Além do encontro na chácara, Fátima esteve com o ex-presidente do Uruguai em outras ocasiões, como no lançamento do movimento Lula Livre em Montevidéu em 2018 – quando Lula estava preso -, posse do Senado Uruguaio em 2015 e na Jornada Latino-Americana e Caribenha de Integração dos Povos, em 2024, em Foz do Iguaçu (PR).
Atualmente, com 89 anos, Mujica fez questão de votar nos dois turnos das eleições presidenciais do Uruguai, que elegeu do Yamandu Orsi, da Frente Ampla, em novembro de 2024. O resultado das eleições marcou o retorno da esquerda para a presidência.
“Ele marca a democracia com a sua anti-inteligência, com as suas ideias, não só os uruguaios, mas a humanidade. Ele marca a defesa da democracia, reconhecido mundialmente, e a sua humildade, um exemplo de pessoa que não se apega aos cargos”, avalia a pedagoga.
“Eterno”

Outro sul-mato-grossense que encontrou com Mujica foi o deputado federal Vander Loubet (PT). A conversa ocorreu em 1º de janeiro de 2023, no Congresso Nacional, na posse do presidente do Lula.

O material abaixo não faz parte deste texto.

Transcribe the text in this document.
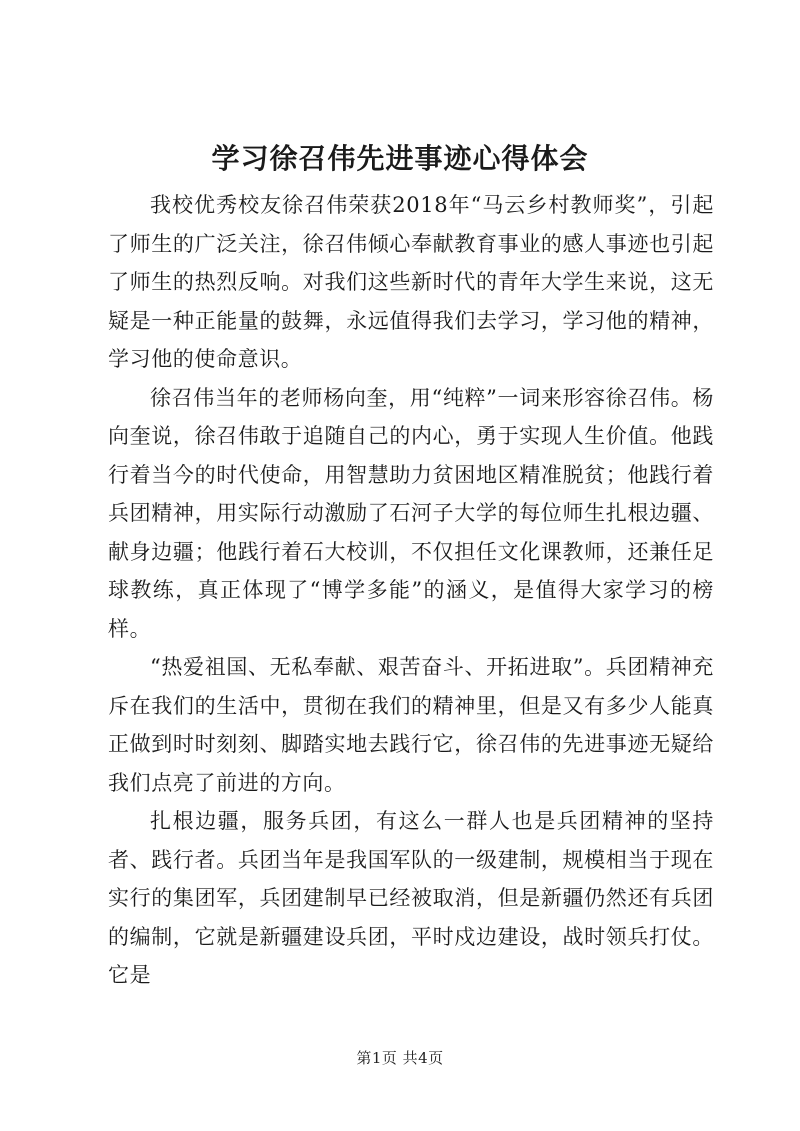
学习徐召伟先进事迹心得体会

我校优秀校友徐召伟荣获2018年“马云乡村教师奖”，引起了师生的广泛关注，徐召伟倾心奉献教育事业的感人事迹也引起了师生的热烈反响。对我们这些新时代的青年大学生来说，这无疑是一种正能量的鼓舞，永远值得我们去学习，学习他的精神，学习他的使命意识。

徐召伟当年的老师杨向奎，用“纯粹”一词来形容徐召伟。杨向奎说，徐召伟敢于追随自己的内心，勇于实现人生价值。他践行着当今的时代使命，用智慧助力贫困地区精准脱贫；他践行着兵团精神，用实际行动激励了石河子大学的每位师生扎根边疆、献身边疆；他践行着石大校训，不仅担任文化课教师，还兼任足球教练，真正体现了“博学多能”的涵义，是值得大家学习的榜样。

“热爱祖国、无私奉献、艰苦奋斗、开拓进取”。兵团精神充斥在我们的生活中，贯彻在我们的精神里，但是又有多少人能真正做到时时刻刻、脚踏实地去践行它，徐召伟的先进事迹无疑给我们点亮了前进的方向。

扎根边疆，服务兵团，有这么一群人也是兵团精神的坚持者、践行者。兵团当年是我国军队的一级建制，规模相当于现在实行的集团军，兵团建制早已经被取消，但是新疆仍然还有兵团的编制，它就是新疆建设兵团，平时戍边建设，战时领兵打仗。它是

第1页 共4页
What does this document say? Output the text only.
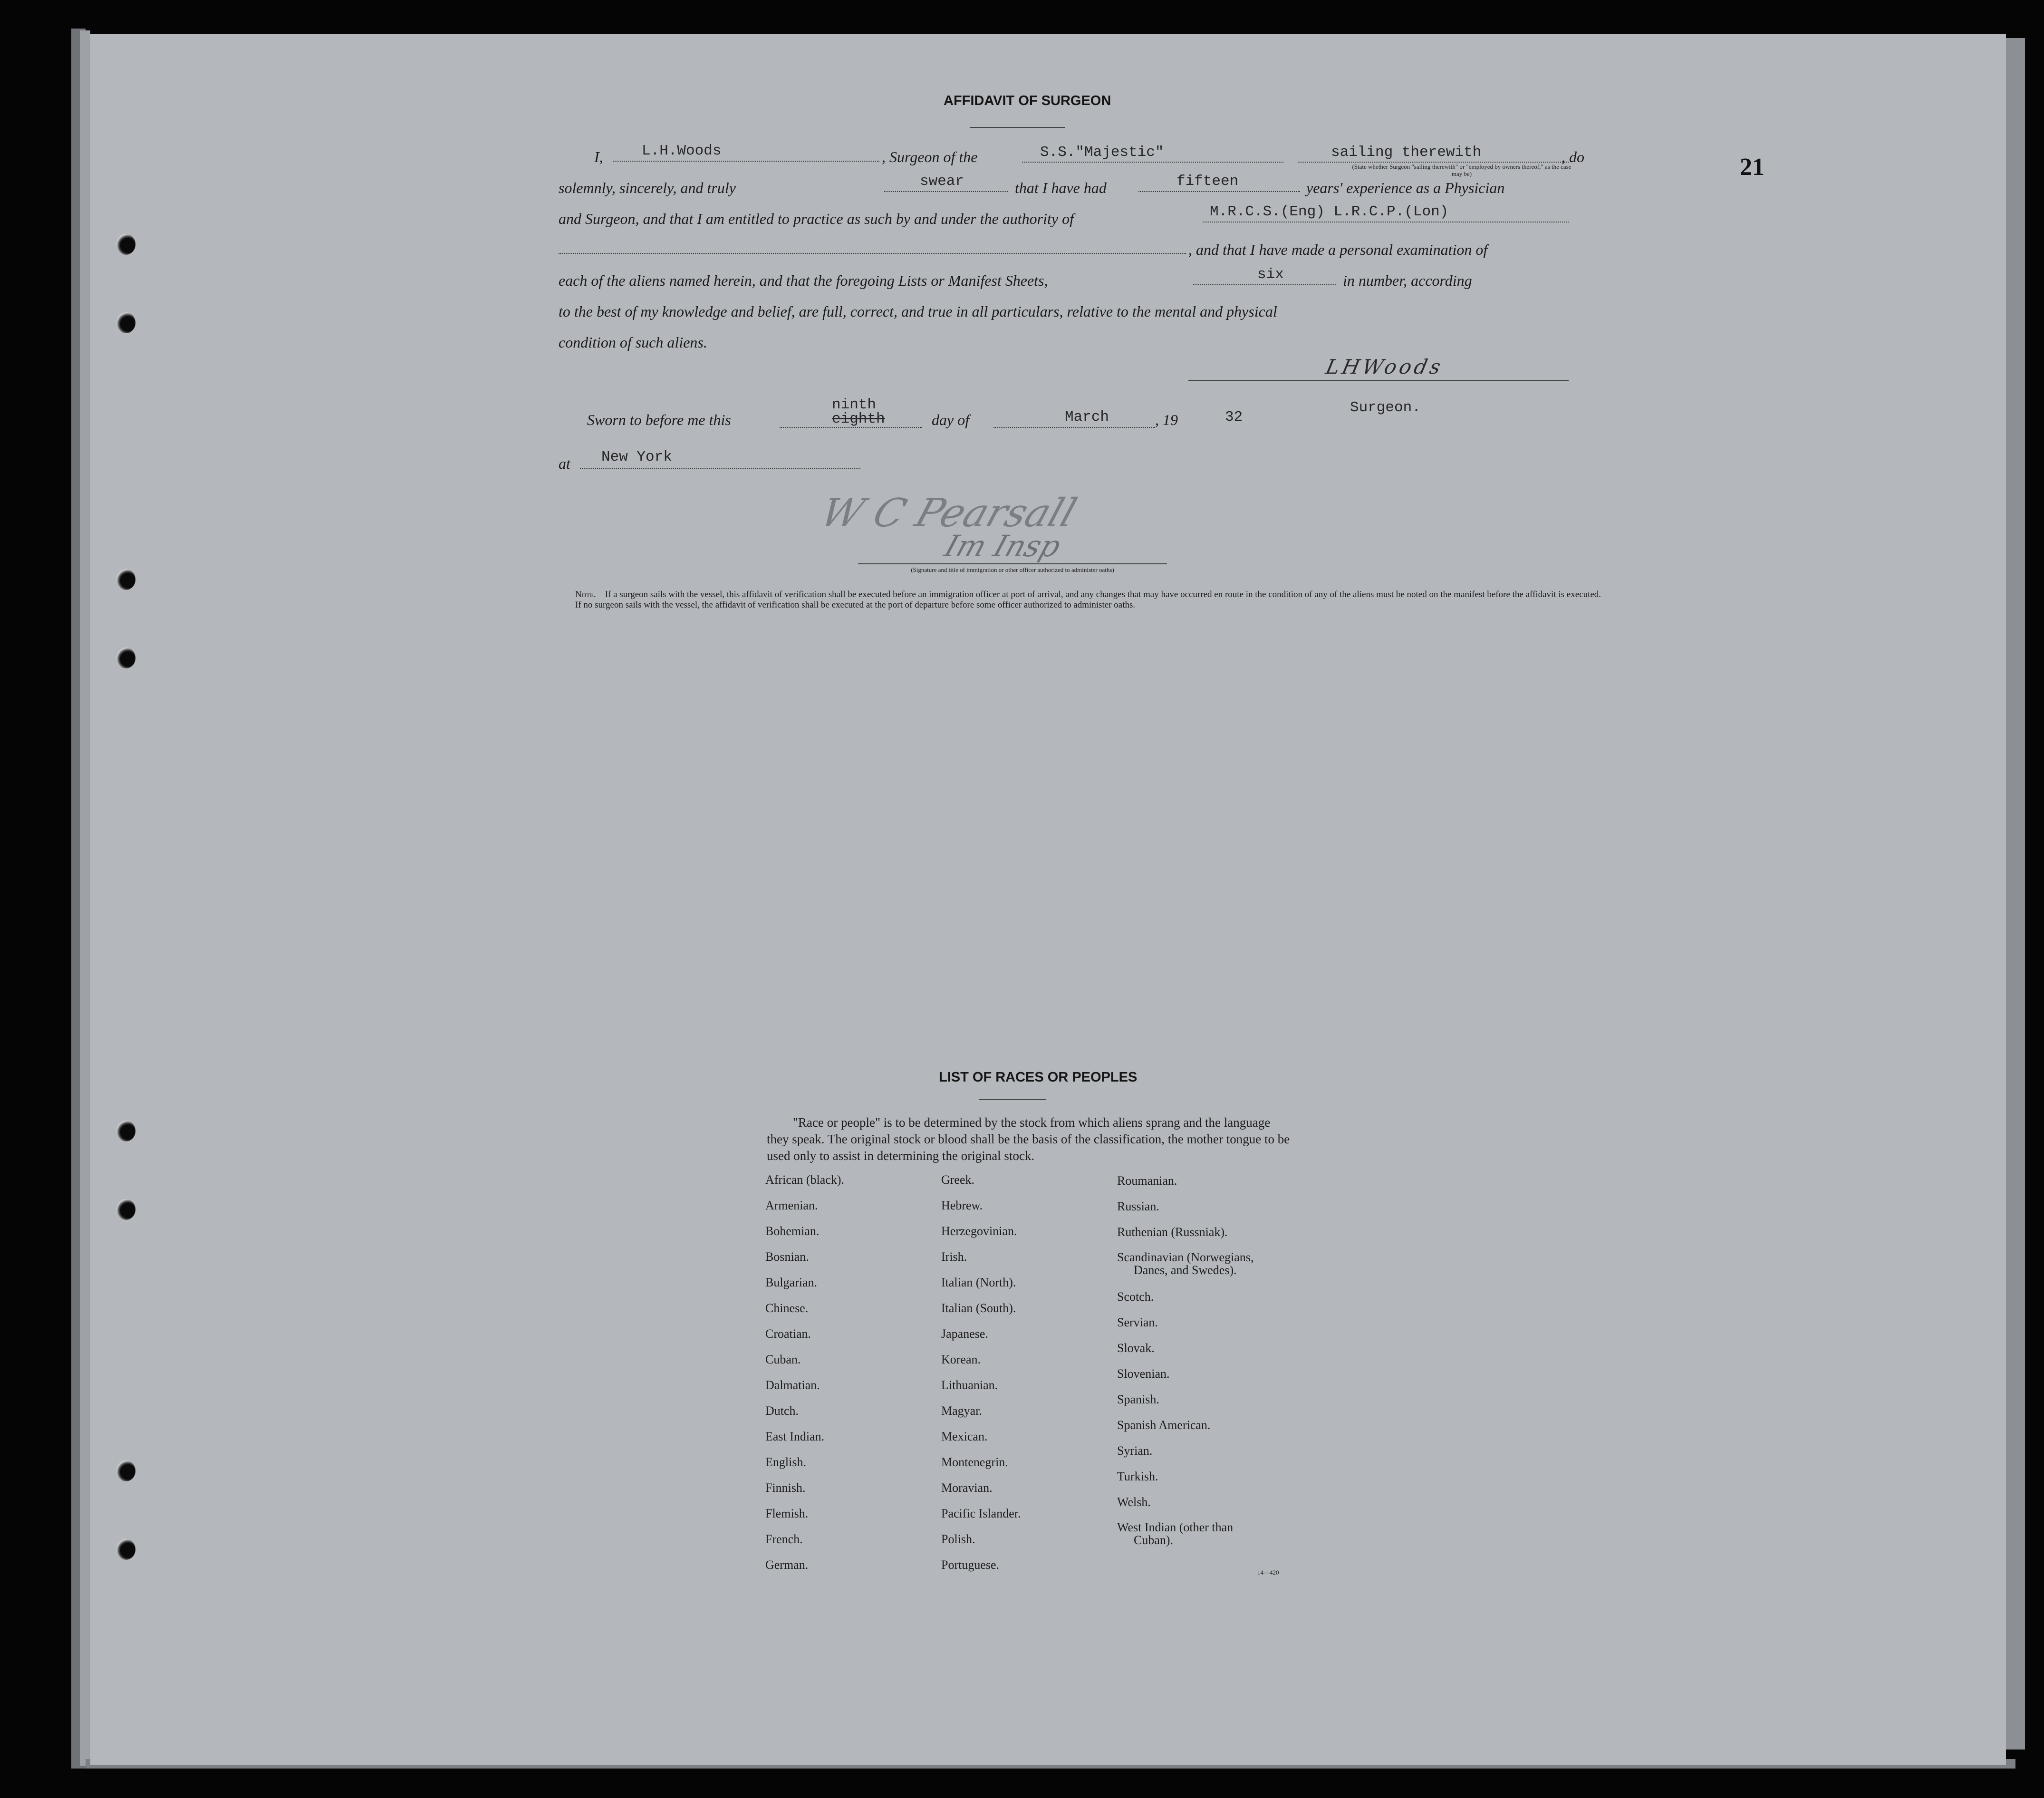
21
AFFIDAVIT OF SURGEON
I,	L.H.Woods	, Surgeon of the	S.S."Majestic"	sailing therewith
(State whether Surgeon "sailing therewith" or "employed by owners thereof," as the case may be)
, do
solemnly, sincerely, and truly	swear	that I have had	fifteen	years' experience as a Physician
and Surgeon, and that I am entitled to practice as such by and under the authority of	M.R.C.S.(Eng) L.R.C.P.(Lon)
, and that I have made a personal examination of
each of the aliens named herein, and that the foregoing Lists or Manifest Sheets,	six	in number, according
to the best of my knowledge and belief, are full, correct, and true in all particulars, relative to the mental and physical
condition of such aliens.
LHWoods
Surgeon.
Sworn to before me this
ninth
eighth	day of	March	, 19	32
at New York
W C Pearsall
Im Insp
(Signature and title of immigration or other officer authorized to administer oaths)
Note.—If a surgeon sails with the vessel, this affidavit of verification shall be executed before an immigration officer at port of arrival, and any changes that may have occurred en route in the condition of any of the aliens must be noted on the manifest before the affidavit is executed.
If no surgeon sails with the vessel, the affidavit of verification shall be executed at the port of departure before some officer authorized to administer oaths.
LIST OF RACES OR PEOPLES
"Race or people" is to be determined by the stock from which aliens sprang and the language they speak. The original stock or blood shall be the basis of the classification, the mother tongue to be used only to assist in determining the original stock.
African (black).
Armenian.
Bohemian.
Bosnian.
Bulgarian.
Chinese.
Croatian.
Cuban.
Dalmatian.
Dutch.
East Indian.
English.
Finnish.
Flemish.
French.
German.
Greek.
Hebrew.
Herzegovinian.
Irish.
Italian (North).
Italian (South).
Japanese.
Korean.
Lithuanian.
Magyar.
Mexican.
Montenegrin.
Moravian.
Pacific Islander.
Polish.
Portuguese.
Roumanian.
Russian.
Ruthenian (Russniak).
Scandinavian (Norwegians,
Danes, and Swedes).
Scotch.
Servian.
Slovak.
Slovenian.
Spanish.
Spanish American.
Syrian.
Turkish.
Welsh.
West Indian (other than
Cuban).
14—420
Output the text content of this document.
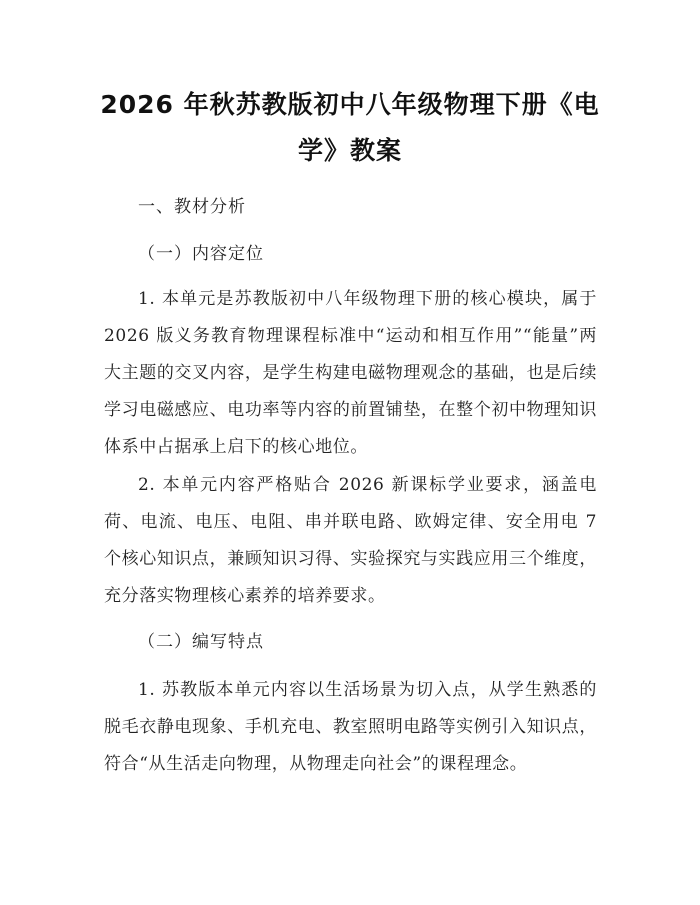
2026 年秋苏教版初中八年级物理下册《电
学》教案
一、教材分析
（一）内容定位
1. 本单元是苏教版初中八年级物理下册的核心模块，属于 2026 版义务教育物理课程标准中“运动和相互作用”“能量”两大主题的交叉内容，是学生构建电磁物理观念的基础，也是后续学习电磁感应、电功率等内容的前置铺垫，在整个初中物理知识体系中占据承上启下的核心地位。
2. 本单元内容严格贴合 2026 新课标学业要求，涵盖电荷、电流、电压、电阻、串并联电路、欧姆定律、安全用电 7 个核心知识点，兼顾知识习得、实验探究与实践应用三个维度，充分落实物理核心素养的培养要求。
（二）编写特点
1. 苏教版本单元内容以生活场景为切入点，从学生熟悉的脱毛衣静电现象、手机充电、教室照明电路等实例引入知识点，符合“从生活走向物理，从物理走向社会”的课程理念。
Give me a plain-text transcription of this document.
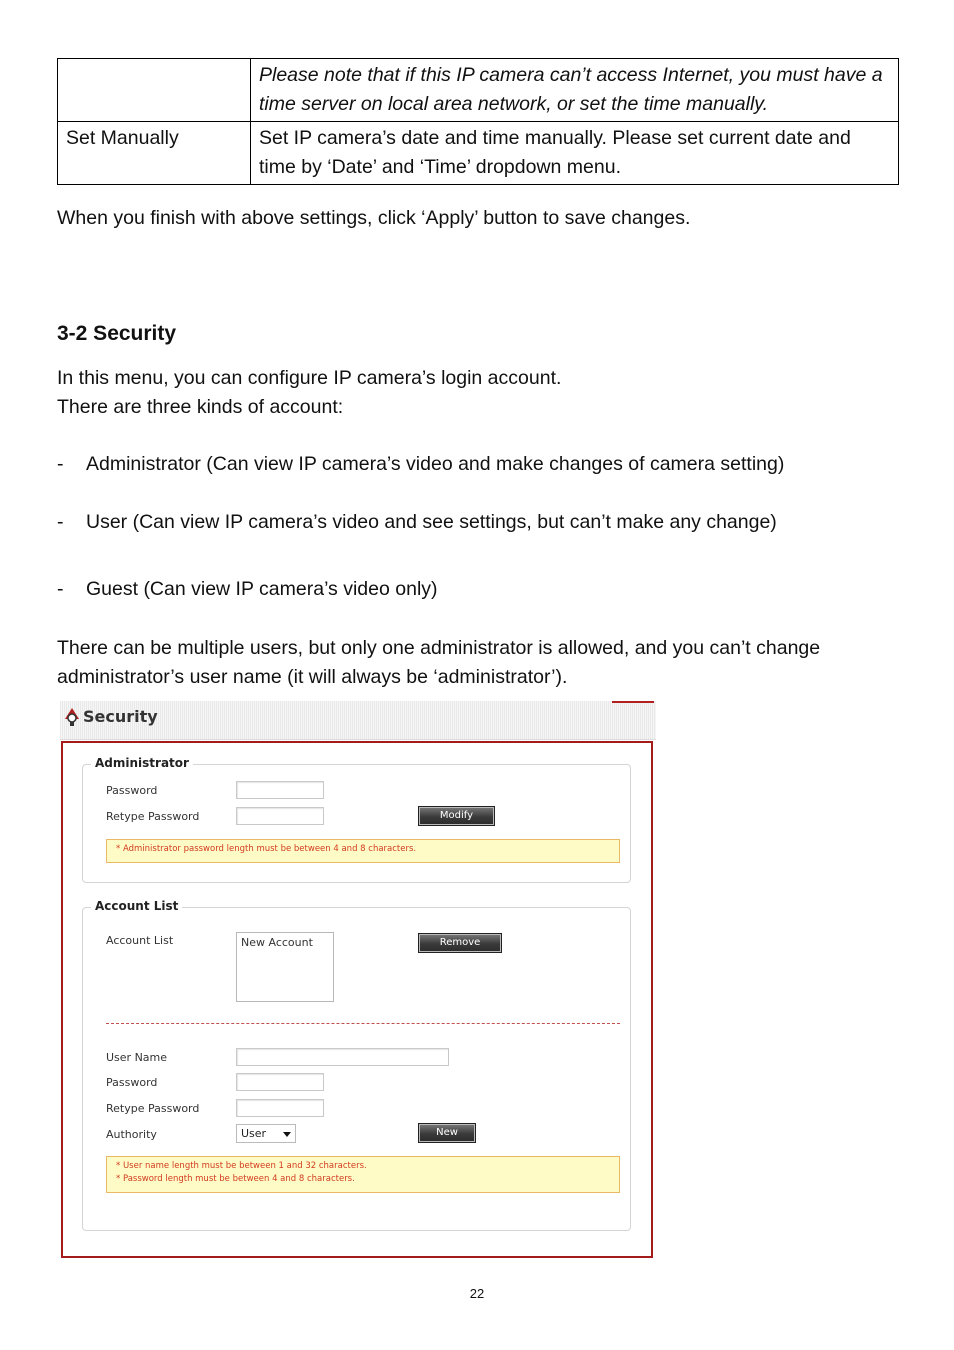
	Please note that if this IP camera can’t access Internet, you must have a time server on local area network, or set the time manually.
Set Manually	Set IP camera’s date and time manually. Please set current date and time by ‘Date’ and ‘Time’ dropdown menu.
When you finish with above settings, click ‘Apply’ button to save changes.
3-2 Security
In this menu, you can configure IP camera’s login account.
There are three kinds of account:
- Administrator (Can view IP camera’s video and make changes of camera setting)
- User (Can view IP camera’s video and see settings, but can’t make any change)
- Guest (Can view IP camera’s video only)
There can be multiple users, but only one administrator is allowed, and you can’t change
administrator’s user name (it will always be ‘administrator’).
Security
Administrator
Password
Retype Password	Modify
* Administrator password length must be between 4 and 8 characters.
Account List
Account List	New Account	Remove
User Name
Password
Retype Password
Authority	User	New
* User name length must be between 1 and 32 characters.
* Password length must be between 4 and 8 characters.
22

“Um homem brilhante, sem dúvida, dono de uma simplicidade e de uma sabedoria que poucos têm. É uma pessoa que representa de forma exemplar a luta por um mundo mais justo, menos desigual e mais humano. Quem acompanha suas entrevistas, seus vídeos divulgados nas redes sociais sabe do que estou falando”, destaca.
O congressionalista recebeu com pesar a notícia sobre a saúde de Mujica, mas exaltou a vitalidade do octogenário.
“Saber dessa situação dele, do câncer, é muito triste. Mas, mesmo diante da iminência da sua partida, o Mujica segue lúcido e muito consciente, sem falar que é muito corajoso. É, mais uma vez, admirável. A frase que ele disse na sua entrevista (‘Meu ciclo acabou. Sinceramente, estou morrendo. E o guerreiro tem direito ao seu descanso’) é muito forte. E me arrisco a dizer que ele vai seguir eterno, por conta da sua figura carismática, das ideias que plantou e de tudo o que fez”, finalizou.